Claiming the identity of a runner gives me the most intense case of impostor syndrome; it has always felt just out of reach. Runners are fast. They aren’t asthmatics who struggle through a nine-minute mile. Runners strength train. Runners compete at the collegiate level. Runners run every day. I am not a runner, but I do run. And this weekend I take another step, or rather 40,000-some steps, toward claiming the identity of a runner. So, happy marathon weekend to all the runners out there, and to those of us who run.

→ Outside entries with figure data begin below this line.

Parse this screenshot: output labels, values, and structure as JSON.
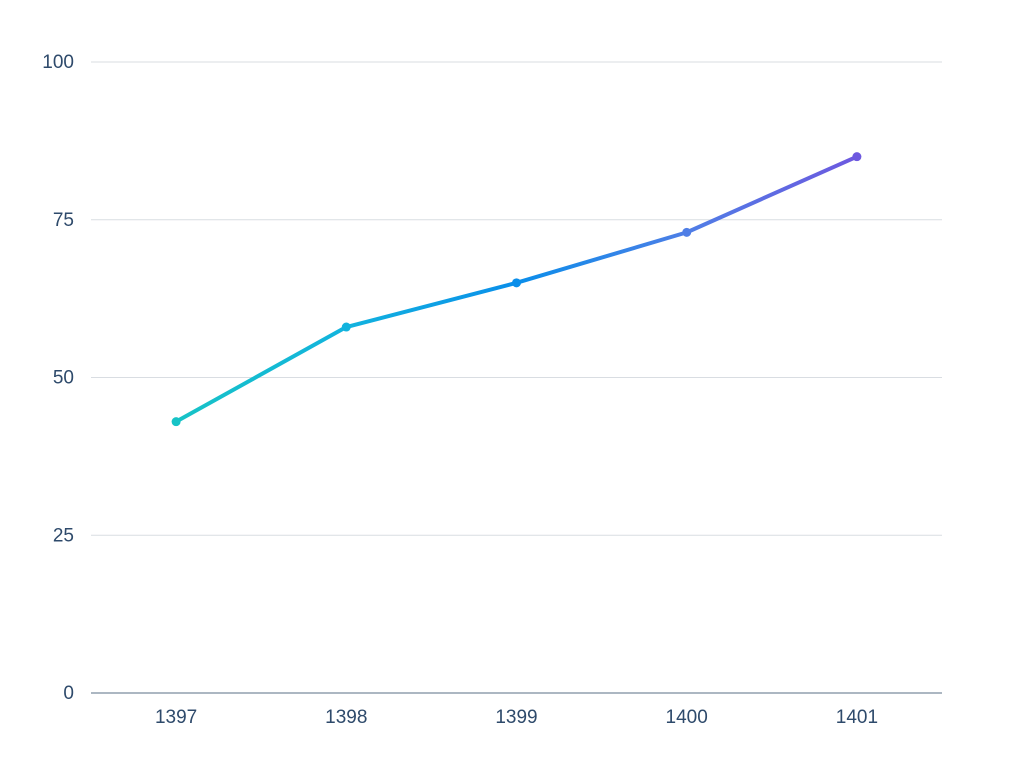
{
  "chart_data": {
    "type": "line",
    "categories": [
      "1397",
      "1398",
      "1399",
      "1400",
      "1401"
    ],
    "values": [
      43,
      58,
      65,
      73,
      85
    ],
    "point_colors": [
      "#17c3c6",
      "#12b3de",
      "#0a8eea",
      "#4f7ee6",
      "#6d58df"
    ],
    "ylim": [
      0,
      100
    ],
    "yticks": [
      0,
      25,
      50,
      75,
      100
    ],
    "grid": true
  }
}
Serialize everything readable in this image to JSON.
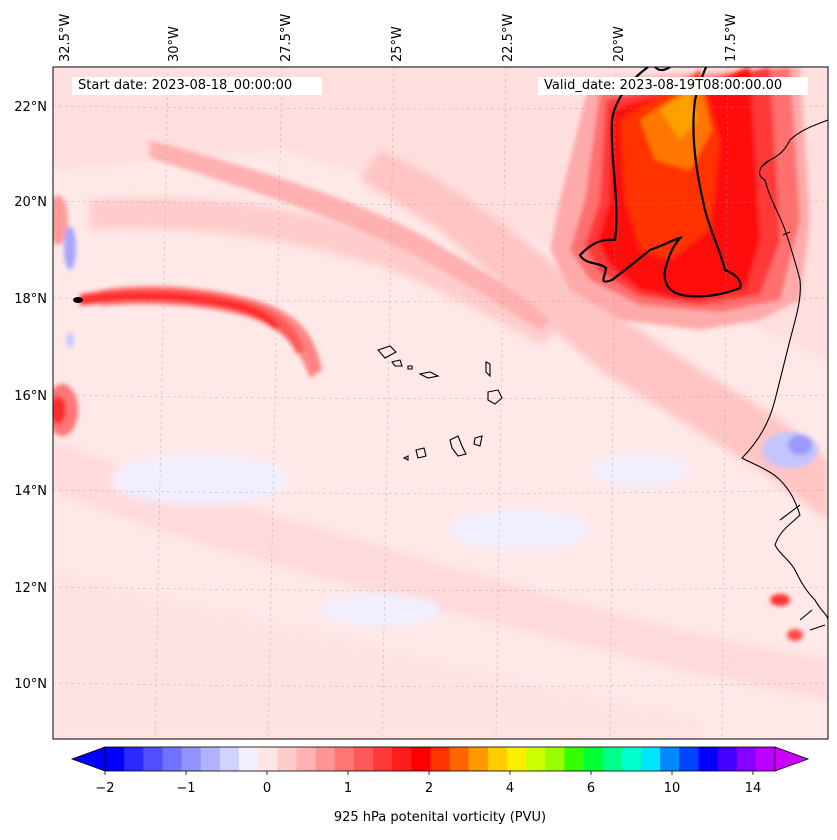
{
  "map": {
    "start_label": "Start date: 2023-08-18_00:00:00",
    "valid_label": "Valid_date: 2023-08-19T08:00:00.00",
    "lon_labels": [
      "32.5°W",
      "30°W",
      "27.5°W",
      "25°W",
      "22.5°W",
      "20°W",
      "17.5°W"
    ],
    "lat_labels": [
      "22°N",
      "20°N",
      "18°N",
      "16°N",
      "14°N",
      "12°N",
      "10°N"
    ],
    "colorbar": {
      "label": "925 hPa potenital vorticity (PVU)",
      "tick_labels": [
        "−2",
        "−1",
        "0",
        "1",
        "2",
        "4",
        "6",
        "10",
        "14"
      ],
      "colors": [
        "#0000ff",
        "#2a2aff",
        "#4f4fff",
        "#7272ff",
        "#9292ff",
        "#b2b2ff",
        "#d2d2ff",
        "#f0f0ff",
        "#ffe6e6",
        "#ffcccc",
        "#ffb2b2",
        "#ff9494",
        "#ff7676",
        "#ff5858",
        "#ff3a3a",
        "#ff1c1c",
        "#ff0000",
        "#ff3300",
        "#ff6600",
        "#ff9900",
        "#ffcc00",
        "#ffee00",
        "#ccff00",
        "#99ff00",
        "#33ff00",
        "#00ff33",
        "#00ff88",
        "#00ffcc",
        "#00e5ff",
        "#0088ff",
        "#0044ff",
        "#0000ff",
        "#4400ff",
        "#8800ff",
        "#bb00ff"
      ],
      "extend_low_color": "#0000ff",
      "extend_high_color": "#cc00ff"
    }
  }
}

Erin Timmers, Le Sueur, Minn.
MINNEAPOLIS MAYORAL RACE
Hampton takes a win-win approach
I appreciated Eric Roper’s profile of Jazz Hampton, my first choice for Minneapolis mayor (“Jazz Hampton wants to be a City Hall bridge builder,” StarTribune.com, Oct. 1). One comment: It should not be newsworthy that Hampton believes “he can find some amicable path between warring factions at City Hall.” The reality is, each faction has a big enough constituency that none of us can expect the side we disagree with to just go away. Under circumstances like these, forging compromises is what a good mayor does.
I co-hosted a meet-and-greet for Hampton last month. There were guests whose beliefs fall on either side of that factional divide. It was nonetheless friendly, with the candidate speaking credibly to everyone in the room. It gave me hope that a Mayor Hampton could build the consensus we’ve been lacking.